1.2 A revisão do acervo requer uma legitimação verdadeiramente democrática e uma base jurídica e conceptual clara.
1.3 O CESE considera particularmente importante que os princípios do acervo passem a ser aplicados ao sector das tecnologias digitais, em rápida expansão mas deficientemente regulamentado.

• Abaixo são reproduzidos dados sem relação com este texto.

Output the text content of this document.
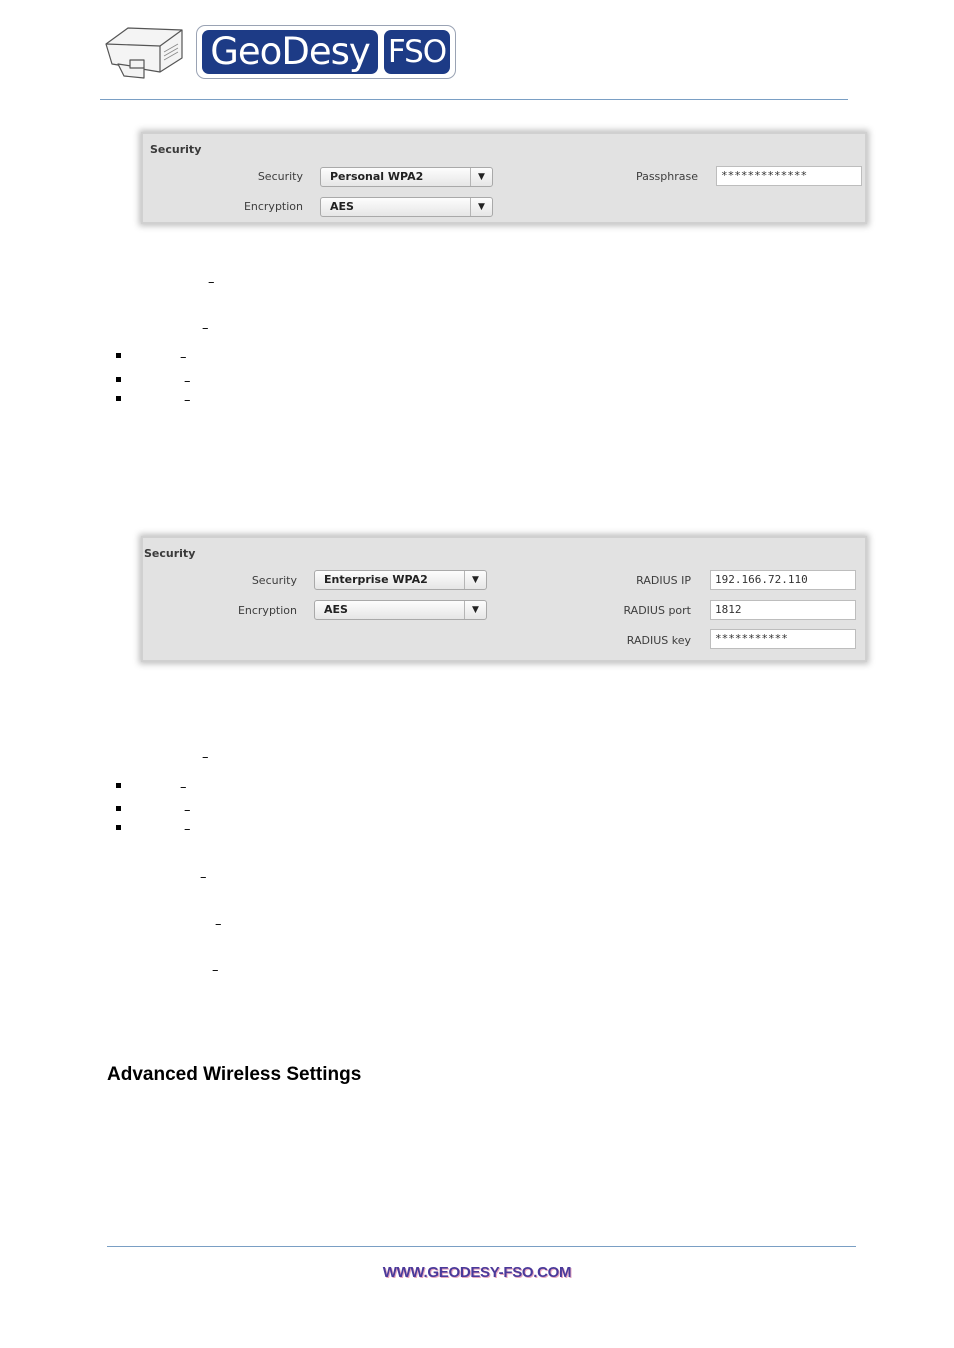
GeoDesy FSO
Security
Security	Personal WPA2	▼
Encryption	AES	▼
Passphrase	*************
–
–
–
–
–
Security
Security	Enterprise WPA2	▼
Encryption	AES	▼
RADIUS IP	192.166.72.110
RADIUS port	1812
RADIUS key	***********
–
–
–
–
–
–
–
Advanced Wireless Settings
WWW.GEODESY-FSO.COM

1.4 A política dos consumidores é, no entender do CESE, não só parte integrante da estratégia da UE para o mercado interno como também um elemento essencial da cidadania. O
Comité preconiza a aplicação dos princípios da iniciativa «legislar melhor» na legislação em matéria de protecção do consumidor. Quaisquer propostas de regras uniformes neste domínio devem basear-se numa avaliação de impacto adequada
e visar a simplificação e clarificação das regras vigentes.
1.5 Um melhor controlo do cumprimento das regras e processos mais claros e simples para obter reparação devem ser prioritários.
1.6 O Comité insta a Comissão a examinar o seu parecer de Abril de 2006 sobre o Quadro jurídico para a política dos consumidores, segundo o qual as medidas da política dos consumidores devem poder ser adoptadas em seu direito próprio, e não apenas como consequência do estabelecimento
do mercado interno.
1.7 A harmonização da protecção do consumidor em toda a UE deve obedecer ao princípio geral de que o nível de protecção a adoptar deve ser sempre o mais elevado disponível nos Estados-Membros. Qualquer «instrumento horizontal» terá de basear-se nos padrões mais elevados, devendo a necessária «integração vertical» concentrar-se no esclarecimento de questões técnicas. Contudo, um instrumento horizontal pode incluir regras totalmente uniformes em domínios específicos, tais como o direito de rescisão, a definição de consumidor, as cláusulas abusivas, a qualidade das prestações ou o direito dos consumidores de obter compensação, ao passo que noutros domínios a harmonização seria mínima. O Comité espera que seja esta a opção privilegiada, tanto pela Comissão como pelos Estados-Membros.”